Saturday, October 24, 2009

How Many Internet Laws Do You Know?

Do you know the Top 10 Internet rules and laws?

Here's one set of ten:-


1. Godwin’s Law

The most famous of all the internet laws, formed by Mike Godwin in 1990. As originally stated, it said: "As a Usenet discussion grows longer, the probability of a comparison involving Nazis or Hitler approaches 1." It has now been expanded to include all web discussions.

2. Poe’s Law

Not to be confused with the law of poetry enshrined by Edgar Allen Poe, the internet Poe’s Law states: “Without a winking smiley or other blatant display of humour, it is impossible to create a parody of fundamentalism that someone won't mistake for the real thing.”

3. Rule 34

States: “If it exists, there is porn of it.” See also Rule 35: “If no such porn exists, it will be made.” Generally held to refer to fictional characters and cartoons, although some formulations insist there are "no exceptions" even for abstract ideas like non-Euclidean geometry, or puzzlement.


4. Skitt’s Law

Expressed as "any post correcting an error in another post will contain at least one error itself" or "the likelihood of an error in a post is directly proportional to the embarrassment it will cause the poster."

It is an online version of the proofreading truism Muphry’s Law, also known as Hartman's Law of Prescriptivist Retaliation: "any article or statement about correct grammar, punctuation, or spelling is bound to contain at least one eror".


5. Scopie’s Law

States: “In any discussion involving science or medicine, citing Whale.to as a credible source loses the argument immediately, and gets you laughed out of the room.” First formulated by Rich Scopie on the badscience.net forum.

This law makes little sense without a background knowledge of Whale.to, a conspiracy theory site which includes such items as the complete text of the anti-Semitic hoax Protocols of the Elders of Zion, as well as claims that Aids is caused by vaccination programmes, and that Auschwitz never happened.


6. Danth’s Law (also known as Parker’s Law)
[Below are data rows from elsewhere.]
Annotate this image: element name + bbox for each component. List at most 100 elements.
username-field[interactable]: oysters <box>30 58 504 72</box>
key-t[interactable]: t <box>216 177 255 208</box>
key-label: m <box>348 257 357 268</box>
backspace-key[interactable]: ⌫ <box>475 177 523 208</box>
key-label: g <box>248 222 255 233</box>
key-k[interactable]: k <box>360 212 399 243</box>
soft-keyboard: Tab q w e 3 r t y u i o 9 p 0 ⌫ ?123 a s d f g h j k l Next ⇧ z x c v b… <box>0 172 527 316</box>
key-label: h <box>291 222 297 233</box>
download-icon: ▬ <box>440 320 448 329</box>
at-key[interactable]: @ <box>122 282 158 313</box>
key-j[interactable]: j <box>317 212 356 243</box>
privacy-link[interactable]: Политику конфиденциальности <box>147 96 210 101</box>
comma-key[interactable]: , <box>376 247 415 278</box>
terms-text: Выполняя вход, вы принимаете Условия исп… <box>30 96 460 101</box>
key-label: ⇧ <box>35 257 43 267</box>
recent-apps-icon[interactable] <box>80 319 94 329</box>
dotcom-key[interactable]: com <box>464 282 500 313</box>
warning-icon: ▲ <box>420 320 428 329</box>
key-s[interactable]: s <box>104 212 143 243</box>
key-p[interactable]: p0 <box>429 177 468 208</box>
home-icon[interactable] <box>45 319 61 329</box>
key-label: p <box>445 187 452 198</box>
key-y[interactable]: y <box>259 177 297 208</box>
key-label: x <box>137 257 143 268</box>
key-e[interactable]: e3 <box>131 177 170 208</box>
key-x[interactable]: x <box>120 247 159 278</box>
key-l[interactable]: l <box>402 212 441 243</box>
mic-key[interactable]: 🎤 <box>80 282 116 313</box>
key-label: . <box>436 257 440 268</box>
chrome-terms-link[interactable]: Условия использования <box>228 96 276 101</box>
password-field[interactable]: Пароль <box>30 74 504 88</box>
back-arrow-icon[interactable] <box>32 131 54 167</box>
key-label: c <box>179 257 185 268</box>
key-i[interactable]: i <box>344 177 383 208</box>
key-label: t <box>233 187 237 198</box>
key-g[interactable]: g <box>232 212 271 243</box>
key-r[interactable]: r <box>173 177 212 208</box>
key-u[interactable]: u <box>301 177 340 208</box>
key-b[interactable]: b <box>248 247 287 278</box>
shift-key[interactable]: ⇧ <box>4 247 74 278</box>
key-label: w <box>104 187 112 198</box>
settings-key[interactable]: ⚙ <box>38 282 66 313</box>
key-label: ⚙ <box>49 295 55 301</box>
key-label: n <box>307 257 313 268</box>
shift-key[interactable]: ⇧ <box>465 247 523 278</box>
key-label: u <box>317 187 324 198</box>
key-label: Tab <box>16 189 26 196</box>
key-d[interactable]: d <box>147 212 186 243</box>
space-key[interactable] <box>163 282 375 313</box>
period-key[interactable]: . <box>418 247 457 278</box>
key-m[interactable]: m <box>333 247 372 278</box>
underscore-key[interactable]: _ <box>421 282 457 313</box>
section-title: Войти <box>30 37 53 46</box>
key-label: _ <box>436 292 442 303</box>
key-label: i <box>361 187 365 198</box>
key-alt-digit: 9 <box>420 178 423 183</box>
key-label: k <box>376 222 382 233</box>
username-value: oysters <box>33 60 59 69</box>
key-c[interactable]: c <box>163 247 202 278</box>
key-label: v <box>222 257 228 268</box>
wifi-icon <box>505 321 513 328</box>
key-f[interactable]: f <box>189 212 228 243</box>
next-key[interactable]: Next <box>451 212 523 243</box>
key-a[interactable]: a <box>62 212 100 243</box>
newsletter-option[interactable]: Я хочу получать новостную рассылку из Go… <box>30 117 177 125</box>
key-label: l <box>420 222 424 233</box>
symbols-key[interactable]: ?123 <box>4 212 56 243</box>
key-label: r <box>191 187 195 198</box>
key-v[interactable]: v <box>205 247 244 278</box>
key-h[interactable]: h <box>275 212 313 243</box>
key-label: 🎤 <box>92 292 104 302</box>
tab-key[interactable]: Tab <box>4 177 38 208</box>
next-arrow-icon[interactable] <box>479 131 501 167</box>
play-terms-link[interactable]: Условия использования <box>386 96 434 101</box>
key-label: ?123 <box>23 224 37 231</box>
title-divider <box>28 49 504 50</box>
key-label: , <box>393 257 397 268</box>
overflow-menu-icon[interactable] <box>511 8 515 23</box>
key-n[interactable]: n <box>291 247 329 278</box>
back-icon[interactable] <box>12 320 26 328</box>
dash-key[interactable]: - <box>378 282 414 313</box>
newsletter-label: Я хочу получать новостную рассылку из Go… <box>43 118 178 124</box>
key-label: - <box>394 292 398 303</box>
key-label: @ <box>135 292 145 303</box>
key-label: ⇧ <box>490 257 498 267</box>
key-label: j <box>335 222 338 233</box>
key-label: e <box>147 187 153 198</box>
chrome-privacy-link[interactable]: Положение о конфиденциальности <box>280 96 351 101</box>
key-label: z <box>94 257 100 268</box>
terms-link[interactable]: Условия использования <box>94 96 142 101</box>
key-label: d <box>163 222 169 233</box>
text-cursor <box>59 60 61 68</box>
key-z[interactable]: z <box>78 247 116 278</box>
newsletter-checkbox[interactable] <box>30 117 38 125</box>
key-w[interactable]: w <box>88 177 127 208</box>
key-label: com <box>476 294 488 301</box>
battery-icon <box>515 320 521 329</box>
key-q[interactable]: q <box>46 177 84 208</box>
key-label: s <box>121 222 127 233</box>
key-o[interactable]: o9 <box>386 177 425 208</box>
States: “If you have to insist that you've won an internet argument, you've probably lost badly.”

7. Pommer’s Law

Proposed by Rob Pommer on rationalwiki.com in 2007, this states: “A person's mind can be changed by reading information on the internet. The nature of this change will be from having no opinion to having a wrong opinion.”

8. DeMyer's Laws

Named for Ken DeMyer, a moderator on Conservapedia.com. There are four: the Zeroth, First, Second and Third Laws.

The Second Law states: “Anyone who posts an argument on the internet which is largely quotations can be very safely ignored, and is deemed to have lost the argument before it has begun.”


9. Cohen’s Law

Proposed by Brian Cohen in 2007, states that: “Whoever resorts to the argument that ‘whoever resorts to the argument that... …has automatically lost the debate’ has automatically lost the debate.”


10. The Law of Exclamation

First recorded in an article by Lori Robertson at FactCheck.org in 2008, this states: "The more exclamation points used in an email (or other posting), the more likely it is a complete lie. This is also true for excessive capital letters."

According to Pratchett, five exclamation marks is an indicator of "someone who wears their underwear on the outside".

1 comment:

yoni said...

fantastic. who says the internet isn't self-regulating! you gotta know the rules before you can break 'em.